Он обернулся: по южному склону холма поднимался Тьелко — в таком же алом плаще, в червлёных доспехах, даже шлем не снял. Он держал руку на эфесе меча, выкованного Курво взамен того, что отобрал Берен, и глаза его сверкали предвкушением мести: мести не похитителю Сильмарилла, а сыну Берена. Некстати вспомнилось: говорили, что лицом Диор походит на мать, принцессу Лютиэн…


Карантир ненавидел Диора. Даже не за Сильмарилл, на который тот не имел никакого права, и не за то, что тот был сыном Берена, которого Карантир и вовсе в глаза не видел. А за то, что тот был сыном смертного и эльфийки, и само его существование было доказательством того, что возможно всё — если бороться. Девочка с чёрными, как у него, волосами и серо-зелёными глазами Халет иногда снилась ему по ночам, но её не было нигде в мире, кроме этих снов, а полуэльф Диор — был. Потому что однажды смертный князь племени беорингов и эльфийская принцесса из Дориата выбрали не следовать за судьбой, а бороться с ней, выбрали величайшей ценностью — любовь. И ради неё принесли в жертву всё, что имели, не побоявшись ни испытаний, ни смерти, ни даже плена.


Только вот они выбрали этот путь оба, и за их счастье заплатил жизнью Финрод — Нэльо, кажется, до сих пор не мог простить Тьелко и Курво за то, что те устроили в Нарготронде. Кто бы мог так же заплатить за счастье Карантира? Никто. Он бы никому и не позволил.


Пустые мысли, пустые сожаления. Но сейчас, у могилы Халет, невозможно было не думать об этом. Как невозможно было простить Диора за то, что он был.


— Что ты тут застрял? — раздражённо спросил Тьелко. — Всё давно готово, только тебя ждём. Нэльо велел тебя поторопить и, если надо, притащить за шкирку, так что…


Карантир медленно поднялся и посмотрел Тьелко в глаза. Молча. Тот проглотил то, что собирался сказать, и вместо этого, запнувшись, буркнул:


— Жду внизу. Пять минут, Морьо, потом Нэльо сам придёт, — и, резко развернувшись, ушёл, излучая недовольство всем своим видом. Крылом взметнулся за ним алый плащ.


Карантир постоял немного, слушая гул ветра в ветвях расстилающегося внизу леса, погружённого в тревожную зимнюю дрёму.

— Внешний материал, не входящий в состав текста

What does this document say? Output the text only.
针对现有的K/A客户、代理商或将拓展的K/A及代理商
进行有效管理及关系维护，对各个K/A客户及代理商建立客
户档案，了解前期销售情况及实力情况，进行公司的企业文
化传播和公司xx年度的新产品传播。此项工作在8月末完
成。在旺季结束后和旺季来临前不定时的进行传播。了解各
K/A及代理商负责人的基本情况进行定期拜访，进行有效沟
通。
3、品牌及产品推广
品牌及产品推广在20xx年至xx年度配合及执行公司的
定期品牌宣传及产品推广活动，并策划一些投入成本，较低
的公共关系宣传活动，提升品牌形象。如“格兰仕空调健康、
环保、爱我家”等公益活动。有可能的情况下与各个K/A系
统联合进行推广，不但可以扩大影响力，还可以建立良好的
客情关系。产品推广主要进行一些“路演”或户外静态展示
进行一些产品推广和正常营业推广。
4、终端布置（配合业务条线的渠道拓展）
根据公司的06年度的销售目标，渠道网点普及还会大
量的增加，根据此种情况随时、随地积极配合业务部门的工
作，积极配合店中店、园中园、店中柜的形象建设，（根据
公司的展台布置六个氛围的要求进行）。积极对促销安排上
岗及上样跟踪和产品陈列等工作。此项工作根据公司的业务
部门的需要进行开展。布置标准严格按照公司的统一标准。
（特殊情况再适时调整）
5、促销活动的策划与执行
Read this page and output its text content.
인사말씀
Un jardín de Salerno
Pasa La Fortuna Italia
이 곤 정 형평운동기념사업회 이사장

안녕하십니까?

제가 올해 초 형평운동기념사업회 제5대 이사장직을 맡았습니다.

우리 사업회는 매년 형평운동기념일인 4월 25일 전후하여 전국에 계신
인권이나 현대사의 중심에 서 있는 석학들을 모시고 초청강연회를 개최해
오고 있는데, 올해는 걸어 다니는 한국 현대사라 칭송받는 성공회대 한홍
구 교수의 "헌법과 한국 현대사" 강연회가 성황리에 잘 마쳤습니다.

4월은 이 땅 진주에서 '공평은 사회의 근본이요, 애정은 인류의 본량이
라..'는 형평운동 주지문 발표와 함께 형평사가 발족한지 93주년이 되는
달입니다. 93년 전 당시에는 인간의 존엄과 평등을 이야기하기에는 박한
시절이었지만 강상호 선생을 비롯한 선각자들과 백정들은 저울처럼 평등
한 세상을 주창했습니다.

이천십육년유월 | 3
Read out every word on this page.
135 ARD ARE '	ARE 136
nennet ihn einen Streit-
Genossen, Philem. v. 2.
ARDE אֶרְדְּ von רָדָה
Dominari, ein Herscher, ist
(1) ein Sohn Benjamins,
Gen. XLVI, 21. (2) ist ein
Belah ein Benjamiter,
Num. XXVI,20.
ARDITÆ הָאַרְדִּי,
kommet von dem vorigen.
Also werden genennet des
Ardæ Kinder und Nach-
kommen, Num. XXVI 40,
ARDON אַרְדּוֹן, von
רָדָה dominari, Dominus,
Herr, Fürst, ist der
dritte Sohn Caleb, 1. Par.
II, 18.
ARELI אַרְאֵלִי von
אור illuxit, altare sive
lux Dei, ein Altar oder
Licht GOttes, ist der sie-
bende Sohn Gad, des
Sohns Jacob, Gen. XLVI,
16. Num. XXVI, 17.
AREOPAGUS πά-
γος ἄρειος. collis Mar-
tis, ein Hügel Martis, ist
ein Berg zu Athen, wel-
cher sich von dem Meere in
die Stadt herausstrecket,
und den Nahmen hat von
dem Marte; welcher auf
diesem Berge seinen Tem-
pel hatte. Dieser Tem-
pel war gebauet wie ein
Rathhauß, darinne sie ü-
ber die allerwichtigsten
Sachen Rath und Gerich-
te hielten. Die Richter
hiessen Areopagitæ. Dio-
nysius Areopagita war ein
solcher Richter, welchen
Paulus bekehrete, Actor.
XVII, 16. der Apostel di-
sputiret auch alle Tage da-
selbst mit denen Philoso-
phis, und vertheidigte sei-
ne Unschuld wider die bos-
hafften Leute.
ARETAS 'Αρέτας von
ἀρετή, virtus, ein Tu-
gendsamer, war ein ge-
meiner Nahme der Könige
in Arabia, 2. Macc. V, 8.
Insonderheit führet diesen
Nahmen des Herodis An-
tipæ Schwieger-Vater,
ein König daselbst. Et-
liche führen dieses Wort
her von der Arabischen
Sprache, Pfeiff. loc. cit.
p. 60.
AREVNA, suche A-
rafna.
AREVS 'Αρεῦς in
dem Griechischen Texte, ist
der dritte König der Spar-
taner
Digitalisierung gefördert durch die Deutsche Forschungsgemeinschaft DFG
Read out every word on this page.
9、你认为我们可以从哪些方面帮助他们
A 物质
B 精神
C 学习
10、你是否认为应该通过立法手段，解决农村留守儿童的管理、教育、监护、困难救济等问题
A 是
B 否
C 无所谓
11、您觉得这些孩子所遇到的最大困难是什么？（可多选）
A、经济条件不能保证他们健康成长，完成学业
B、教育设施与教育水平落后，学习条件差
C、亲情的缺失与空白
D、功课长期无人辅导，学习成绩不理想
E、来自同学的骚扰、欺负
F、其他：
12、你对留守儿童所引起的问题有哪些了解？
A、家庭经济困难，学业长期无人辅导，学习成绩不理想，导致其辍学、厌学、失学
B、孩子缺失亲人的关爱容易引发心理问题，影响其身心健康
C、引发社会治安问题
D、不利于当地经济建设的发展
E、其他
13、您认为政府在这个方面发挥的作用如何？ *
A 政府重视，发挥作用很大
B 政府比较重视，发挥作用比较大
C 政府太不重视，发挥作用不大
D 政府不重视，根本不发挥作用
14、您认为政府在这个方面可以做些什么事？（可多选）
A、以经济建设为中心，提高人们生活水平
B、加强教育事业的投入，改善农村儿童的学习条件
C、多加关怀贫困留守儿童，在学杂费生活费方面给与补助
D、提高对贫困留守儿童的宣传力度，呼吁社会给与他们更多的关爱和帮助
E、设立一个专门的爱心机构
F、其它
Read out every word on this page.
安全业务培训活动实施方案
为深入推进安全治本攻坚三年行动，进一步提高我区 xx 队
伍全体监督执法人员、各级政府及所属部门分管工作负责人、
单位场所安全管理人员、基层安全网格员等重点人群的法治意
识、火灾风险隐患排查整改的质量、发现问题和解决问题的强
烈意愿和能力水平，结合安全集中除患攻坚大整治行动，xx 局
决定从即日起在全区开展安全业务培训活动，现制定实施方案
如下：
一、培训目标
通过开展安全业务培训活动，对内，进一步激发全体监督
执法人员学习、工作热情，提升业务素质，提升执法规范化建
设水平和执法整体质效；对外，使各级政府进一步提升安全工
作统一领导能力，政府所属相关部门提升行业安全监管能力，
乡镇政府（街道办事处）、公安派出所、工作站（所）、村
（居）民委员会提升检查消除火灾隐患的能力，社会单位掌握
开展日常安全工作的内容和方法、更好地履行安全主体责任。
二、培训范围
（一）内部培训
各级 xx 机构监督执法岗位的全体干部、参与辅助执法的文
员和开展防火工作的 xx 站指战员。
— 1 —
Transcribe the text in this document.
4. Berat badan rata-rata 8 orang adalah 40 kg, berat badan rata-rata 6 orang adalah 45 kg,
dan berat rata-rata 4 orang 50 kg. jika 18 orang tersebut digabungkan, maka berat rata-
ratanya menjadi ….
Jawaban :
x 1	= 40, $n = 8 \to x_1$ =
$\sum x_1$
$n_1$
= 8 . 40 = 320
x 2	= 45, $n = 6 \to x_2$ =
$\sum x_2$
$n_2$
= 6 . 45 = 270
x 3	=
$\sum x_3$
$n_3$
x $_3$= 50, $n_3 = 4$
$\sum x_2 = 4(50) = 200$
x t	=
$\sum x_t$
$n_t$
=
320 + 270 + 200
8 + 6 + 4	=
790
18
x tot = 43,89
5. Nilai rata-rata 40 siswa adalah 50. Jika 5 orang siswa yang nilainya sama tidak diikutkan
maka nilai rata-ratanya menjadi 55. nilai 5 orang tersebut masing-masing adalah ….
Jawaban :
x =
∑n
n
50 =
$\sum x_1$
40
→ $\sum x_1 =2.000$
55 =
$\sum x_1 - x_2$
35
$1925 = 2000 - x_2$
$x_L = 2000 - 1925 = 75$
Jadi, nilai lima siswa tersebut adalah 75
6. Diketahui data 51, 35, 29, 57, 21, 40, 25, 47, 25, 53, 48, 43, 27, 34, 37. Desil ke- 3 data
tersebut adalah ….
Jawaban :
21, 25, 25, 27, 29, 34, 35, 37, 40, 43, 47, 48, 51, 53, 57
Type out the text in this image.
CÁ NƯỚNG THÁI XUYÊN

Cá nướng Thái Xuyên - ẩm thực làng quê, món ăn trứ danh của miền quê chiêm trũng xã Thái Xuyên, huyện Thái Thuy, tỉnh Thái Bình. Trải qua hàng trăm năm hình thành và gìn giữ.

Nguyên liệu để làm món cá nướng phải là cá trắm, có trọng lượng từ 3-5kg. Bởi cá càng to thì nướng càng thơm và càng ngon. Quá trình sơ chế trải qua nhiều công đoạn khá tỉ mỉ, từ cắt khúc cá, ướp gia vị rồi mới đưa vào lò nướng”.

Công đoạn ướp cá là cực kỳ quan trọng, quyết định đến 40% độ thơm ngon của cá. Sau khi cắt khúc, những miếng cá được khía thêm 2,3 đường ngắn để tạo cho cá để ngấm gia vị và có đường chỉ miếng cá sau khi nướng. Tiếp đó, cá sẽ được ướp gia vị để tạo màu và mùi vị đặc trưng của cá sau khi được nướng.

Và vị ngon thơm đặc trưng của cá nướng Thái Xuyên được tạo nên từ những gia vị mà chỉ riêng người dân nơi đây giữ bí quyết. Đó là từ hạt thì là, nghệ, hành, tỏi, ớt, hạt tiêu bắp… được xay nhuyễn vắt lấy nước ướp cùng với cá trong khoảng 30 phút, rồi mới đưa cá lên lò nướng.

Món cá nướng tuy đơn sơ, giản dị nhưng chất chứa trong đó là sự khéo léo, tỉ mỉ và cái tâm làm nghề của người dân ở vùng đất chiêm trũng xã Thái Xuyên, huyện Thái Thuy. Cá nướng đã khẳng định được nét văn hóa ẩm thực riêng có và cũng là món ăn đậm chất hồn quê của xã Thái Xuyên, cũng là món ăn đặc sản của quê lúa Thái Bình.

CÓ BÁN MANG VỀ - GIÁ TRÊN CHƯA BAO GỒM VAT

Так хорошо было слышать только ветер — и больше ничего… Простой кожаный пояс, перехватывающий талию, ощущался как объятие. Он снова опустился на колени в снег, прижался лбом к шершавому боку камня и прошептал:


— Прощай, любовь моя.


Поднялся, надел шлем и застегнул под подбородком. Гул ветра смолк.


“Поклянитесь, что добудете Сильмариллы — любой ценой!”.


Будь он друг или враг, будь высок иль низок,

Моргота демон иль Вала великий,

Эльда иль майа, или Пришедший следом,

Чьи дни грядут лишь в землях Срединных —

Ни право, ни милость, ни помощь стали,

Ни Судеб владыка их не избавят

От гнева Феанора и сынов Феанора,

И месть жестокая того не минет,

Кто, найдя, сокроет, иль в руке стиснет,

Взять решится или вдаль отбросит

Сильмарилл дивный. Свято клянемся:

Смерть всякому до скончания мира,

Горе и гибель! Нас услышь же,

Эру Создатель! И пусть воздашь нам

Вечною Тьмой, коль клятву преступим.

Слово наше и вы услышьте,

Манвэ с Вардой, и помните вечно![2]


Настало время выполнить Клятву. Или погибнуть, пытаясь.


Близилась Долгая Ночь.

Примечание

[1], [2] — Цитаты из “Сильмариллиона”.